至元癸巳,袁州能嶺村落間路旁有小店,惟一老婦同一子居之。每夜二更餘,有一虎蹲坐於春堂之上。忽一晚,有軍三四人來投宿,婦以虎卻之,衆軍曰: 「我有鎗刀弓箭,不怕他。」乃共宿一房。至中夜,月明,老婦曰:「虎來矣!」衆軍於窗內竊視之,果爾,遂連施數箭。虎帶箭而去。明日衆軍與老婦共隨血路而尋其蹤,乃在一廟判官身上,拔箭而擊碎之,腹中尚有豬犬毛,口角尚有血存,自此虎不復有矣。

Yuan Haowen 元好問, Chang Zhenguo 常振國 (ed), Xu Yijian zhi 續夷堅志 (Continued Records of the Listener), and Anon., Jin Xin 金心 (ed.), Huhai xinwen yijian xuzhi 湖海新聞夷堅續志 (Continuation of Records of the Listener with New Items from the Lakes and Seas) (Beijing: Zhonghua shuju, 1986).

A Ghost Avenges Injustice to A Son 鬼雪子冤

In the Song Xianchun era, the jiaxu year (1274), Zhao Shichun of Jizhou was appointed to the Jinghu Regional Investigation Office as an investigating officer. One evening, sitting alone in his rooms, writing out in vain a draft of the affairs of his relatives’ lives and deaths, when he began to have a suspicious feeling, and suddenly heard a voice like that of an elderly woman coming from outside the window; he picked up a sheet of paper lying near a tear in the partition, and stepped forward to read it. It read: “My son Wei was murdered by Lan so-and-so, his body cut into two pieces, one in the grassy pool and one on the bank, then buried by Peng so-and-so, where they still remain. Now the corpse gathered sprouts moustaches, and must be the body of Zhao Baiqi. My son had no moustache, and also wore no black coat.” When had finished reading, the handwriting disappeared. Zhao, greatly alarmed, petitioned the chief clerks the next day, using all his might to redress this business, pursuing the murderer, [240] named Lan, from office; each admitted their guilt and was sentenced.

Anon., Huhai xinwen yijian xuzhi, 後2.239-40 (Tale 433):

鬼雪子冤

宋咸淳甲戌,吉州趙師櫄任京湖憲司檢法官。一夕,獨然燈在閒室中,書擬黄其姓者身死事,方疑貳間,忽聞窗外有似老嫗聲,持一紙在隙間而進,視之,寫云:「我兒委被藍某殺死,分屍作兩段,一在草潭內,一在岸上,得彭某用土掩埋,至今尚在。今所檢之屍生鬚者,乃是趙百七屍身。我兒無鬚,更無皁衫也。」看畢,字跡即滅。趙大驚,次日稟使長,力平反此事,追行兇人 [240] 藍其姓者出官,一一伏罪就刑。
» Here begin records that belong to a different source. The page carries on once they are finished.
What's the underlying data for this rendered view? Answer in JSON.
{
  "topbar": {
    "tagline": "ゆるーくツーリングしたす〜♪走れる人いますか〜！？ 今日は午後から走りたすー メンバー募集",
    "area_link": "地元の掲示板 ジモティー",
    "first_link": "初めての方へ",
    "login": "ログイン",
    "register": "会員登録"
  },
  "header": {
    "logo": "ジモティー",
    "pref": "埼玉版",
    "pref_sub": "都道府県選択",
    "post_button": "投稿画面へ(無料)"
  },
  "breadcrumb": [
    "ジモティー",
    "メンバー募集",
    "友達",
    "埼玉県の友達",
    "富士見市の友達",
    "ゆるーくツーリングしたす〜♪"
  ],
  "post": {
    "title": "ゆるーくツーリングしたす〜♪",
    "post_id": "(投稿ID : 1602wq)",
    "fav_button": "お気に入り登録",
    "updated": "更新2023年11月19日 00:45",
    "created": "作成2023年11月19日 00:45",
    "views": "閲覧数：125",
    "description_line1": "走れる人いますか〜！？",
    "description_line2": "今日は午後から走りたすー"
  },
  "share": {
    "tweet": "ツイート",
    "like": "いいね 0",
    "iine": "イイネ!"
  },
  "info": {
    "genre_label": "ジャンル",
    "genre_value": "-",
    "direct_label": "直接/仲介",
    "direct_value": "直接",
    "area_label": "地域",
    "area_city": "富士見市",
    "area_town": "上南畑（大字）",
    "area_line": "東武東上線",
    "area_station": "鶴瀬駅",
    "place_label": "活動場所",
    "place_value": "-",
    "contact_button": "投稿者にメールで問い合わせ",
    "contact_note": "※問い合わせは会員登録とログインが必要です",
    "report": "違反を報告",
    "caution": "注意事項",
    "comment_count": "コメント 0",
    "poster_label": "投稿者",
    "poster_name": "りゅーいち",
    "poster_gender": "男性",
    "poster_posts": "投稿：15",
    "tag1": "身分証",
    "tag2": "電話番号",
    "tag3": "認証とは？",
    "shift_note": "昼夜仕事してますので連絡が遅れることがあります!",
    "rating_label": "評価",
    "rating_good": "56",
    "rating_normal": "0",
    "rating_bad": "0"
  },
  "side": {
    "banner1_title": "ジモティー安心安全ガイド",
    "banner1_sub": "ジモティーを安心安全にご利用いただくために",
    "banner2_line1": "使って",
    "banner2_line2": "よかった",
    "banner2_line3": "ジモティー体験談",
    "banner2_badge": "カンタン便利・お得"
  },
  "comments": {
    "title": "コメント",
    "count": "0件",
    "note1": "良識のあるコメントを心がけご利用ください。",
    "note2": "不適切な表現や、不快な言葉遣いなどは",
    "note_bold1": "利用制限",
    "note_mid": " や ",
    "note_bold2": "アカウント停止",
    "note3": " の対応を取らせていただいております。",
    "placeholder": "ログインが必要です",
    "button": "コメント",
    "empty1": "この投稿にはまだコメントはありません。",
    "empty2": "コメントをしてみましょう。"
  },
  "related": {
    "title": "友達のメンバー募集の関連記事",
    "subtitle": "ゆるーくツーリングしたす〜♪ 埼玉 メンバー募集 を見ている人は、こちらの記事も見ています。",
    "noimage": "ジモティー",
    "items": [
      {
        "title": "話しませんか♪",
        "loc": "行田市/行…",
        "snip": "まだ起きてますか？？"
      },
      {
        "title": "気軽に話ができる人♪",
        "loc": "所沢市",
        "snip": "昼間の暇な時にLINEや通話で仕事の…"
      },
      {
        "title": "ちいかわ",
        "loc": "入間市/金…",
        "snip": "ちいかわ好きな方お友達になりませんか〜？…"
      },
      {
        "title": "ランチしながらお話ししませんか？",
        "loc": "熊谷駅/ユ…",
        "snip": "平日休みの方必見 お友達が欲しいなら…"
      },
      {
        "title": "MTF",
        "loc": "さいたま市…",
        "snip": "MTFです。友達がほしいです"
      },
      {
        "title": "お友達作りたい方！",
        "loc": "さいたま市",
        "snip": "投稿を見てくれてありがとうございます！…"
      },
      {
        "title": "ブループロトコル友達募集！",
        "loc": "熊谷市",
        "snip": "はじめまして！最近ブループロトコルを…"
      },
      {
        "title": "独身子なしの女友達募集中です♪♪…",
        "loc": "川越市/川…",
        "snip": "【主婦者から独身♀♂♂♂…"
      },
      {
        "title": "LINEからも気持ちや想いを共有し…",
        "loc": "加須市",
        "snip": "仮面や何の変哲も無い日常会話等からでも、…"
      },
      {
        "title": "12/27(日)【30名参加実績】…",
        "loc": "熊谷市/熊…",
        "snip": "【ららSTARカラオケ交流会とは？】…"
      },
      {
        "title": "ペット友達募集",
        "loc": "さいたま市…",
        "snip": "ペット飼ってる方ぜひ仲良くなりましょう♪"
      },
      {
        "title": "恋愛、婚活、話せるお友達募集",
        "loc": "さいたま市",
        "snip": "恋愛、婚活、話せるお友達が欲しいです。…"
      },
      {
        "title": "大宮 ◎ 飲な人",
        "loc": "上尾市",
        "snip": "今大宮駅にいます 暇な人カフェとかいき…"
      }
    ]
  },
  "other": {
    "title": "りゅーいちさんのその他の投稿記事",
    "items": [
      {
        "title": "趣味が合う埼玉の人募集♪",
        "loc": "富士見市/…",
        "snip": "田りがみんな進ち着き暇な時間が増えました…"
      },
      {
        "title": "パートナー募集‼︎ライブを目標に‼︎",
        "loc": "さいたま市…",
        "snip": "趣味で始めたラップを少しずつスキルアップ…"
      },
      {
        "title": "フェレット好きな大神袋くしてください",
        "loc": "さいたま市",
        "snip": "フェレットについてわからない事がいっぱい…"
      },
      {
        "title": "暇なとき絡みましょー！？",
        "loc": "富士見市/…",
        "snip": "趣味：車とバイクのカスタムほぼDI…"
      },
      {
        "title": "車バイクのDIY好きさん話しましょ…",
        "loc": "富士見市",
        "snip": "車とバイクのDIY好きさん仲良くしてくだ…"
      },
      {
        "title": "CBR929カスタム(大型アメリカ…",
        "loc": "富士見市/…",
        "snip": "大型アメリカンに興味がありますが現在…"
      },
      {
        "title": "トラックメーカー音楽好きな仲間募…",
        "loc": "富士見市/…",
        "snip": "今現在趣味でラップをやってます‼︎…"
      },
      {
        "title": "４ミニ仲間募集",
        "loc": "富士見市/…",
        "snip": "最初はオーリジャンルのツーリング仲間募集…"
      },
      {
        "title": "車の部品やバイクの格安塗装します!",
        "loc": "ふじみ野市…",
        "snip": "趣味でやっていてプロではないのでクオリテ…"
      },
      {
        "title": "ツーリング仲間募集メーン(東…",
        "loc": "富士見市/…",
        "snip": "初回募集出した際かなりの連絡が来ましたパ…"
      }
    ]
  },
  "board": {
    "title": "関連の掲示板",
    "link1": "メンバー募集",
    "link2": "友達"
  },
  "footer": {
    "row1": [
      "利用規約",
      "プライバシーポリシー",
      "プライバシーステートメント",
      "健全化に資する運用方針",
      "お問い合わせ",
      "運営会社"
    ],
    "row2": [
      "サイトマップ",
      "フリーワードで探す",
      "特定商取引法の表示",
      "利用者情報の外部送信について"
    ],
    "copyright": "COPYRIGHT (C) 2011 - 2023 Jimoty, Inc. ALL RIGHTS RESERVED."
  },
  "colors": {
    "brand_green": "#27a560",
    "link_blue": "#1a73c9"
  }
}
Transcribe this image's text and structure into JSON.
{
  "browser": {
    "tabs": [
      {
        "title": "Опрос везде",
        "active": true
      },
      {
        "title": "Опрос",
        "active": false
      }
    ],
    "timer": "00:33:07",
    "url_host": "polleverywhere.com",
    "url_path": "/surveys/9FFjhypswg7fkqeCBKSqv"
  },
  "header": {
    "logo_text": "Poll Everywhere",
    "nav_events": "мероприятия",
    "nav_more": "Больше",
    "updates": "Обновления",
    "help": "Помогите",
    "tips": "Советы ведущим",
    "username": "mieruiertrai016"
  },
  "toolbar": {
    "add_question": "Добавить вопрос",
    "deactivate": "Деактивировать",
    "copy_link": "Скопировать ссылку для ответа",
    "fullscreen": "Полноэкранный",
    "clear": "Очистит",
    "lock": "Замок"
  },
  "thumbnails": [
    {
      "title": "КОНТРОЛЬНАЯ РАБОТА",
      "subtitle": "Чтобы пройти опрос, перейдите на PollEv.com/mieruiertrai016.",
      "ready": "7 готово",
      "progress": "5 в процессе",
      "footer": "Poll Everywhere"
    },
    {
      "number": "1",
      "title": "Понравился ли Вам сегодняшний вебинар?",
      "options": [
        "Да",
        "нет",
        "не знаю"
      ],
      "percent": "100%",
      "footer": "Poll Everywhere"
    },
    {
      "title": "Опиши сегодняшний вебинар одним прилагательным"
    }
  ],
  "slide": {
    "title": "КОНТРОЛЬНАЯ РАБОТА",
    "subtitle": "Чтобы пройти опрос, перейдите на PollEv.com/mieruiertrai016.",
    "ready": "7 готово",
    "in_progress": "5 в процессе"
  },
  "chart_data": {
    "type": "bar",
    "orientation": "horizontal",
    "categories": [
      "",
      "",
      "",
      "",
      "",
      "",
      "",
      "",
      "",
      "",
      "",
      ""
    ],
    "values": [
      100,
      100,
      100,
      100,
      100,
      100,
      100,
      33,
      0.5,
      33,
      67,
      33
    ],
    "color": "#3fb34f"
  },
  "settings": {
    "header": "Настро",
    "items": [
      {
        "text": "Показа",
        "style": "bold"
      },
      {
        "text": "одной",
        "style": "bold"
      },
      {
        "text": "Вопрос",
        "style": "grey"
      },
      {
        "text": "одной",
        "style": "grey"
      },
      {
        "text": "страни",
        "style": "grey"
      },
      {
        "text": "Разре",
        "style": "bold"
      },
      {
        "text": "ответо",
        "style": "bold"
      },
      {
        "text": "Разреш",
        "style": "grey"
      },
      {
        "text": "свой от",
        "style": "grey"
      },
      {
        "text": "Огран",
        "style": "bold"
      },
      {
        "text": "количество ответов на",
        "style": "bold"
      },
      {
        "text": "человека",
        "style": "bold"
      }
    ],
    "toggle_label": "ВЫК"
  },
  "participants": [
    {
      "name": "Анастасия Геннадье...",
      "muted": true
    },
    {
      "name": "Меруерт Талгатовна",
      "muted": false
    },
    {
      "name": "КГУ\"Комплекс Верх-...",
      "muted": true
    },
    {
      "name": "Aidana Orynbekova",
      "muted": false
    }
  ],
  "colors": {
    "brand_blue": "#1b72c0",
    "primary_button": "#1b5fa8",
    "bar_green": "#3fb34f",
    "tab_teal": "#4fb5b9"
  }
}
Yuan Haowen 元好問, Chang Zhenguo 常振國 (ed), Xu Yijian zhi 續夷堅志 (Continued Records of the Listener), and Anon., Jin Xin 金心 (ed.), Huhai xinwen yijian xuzhi 湖海新聞夷堅續志 (Continuation of Records of the Listener with New Items from the Lakes and Seas) (Beijing: Zhonghua shuju, 1986).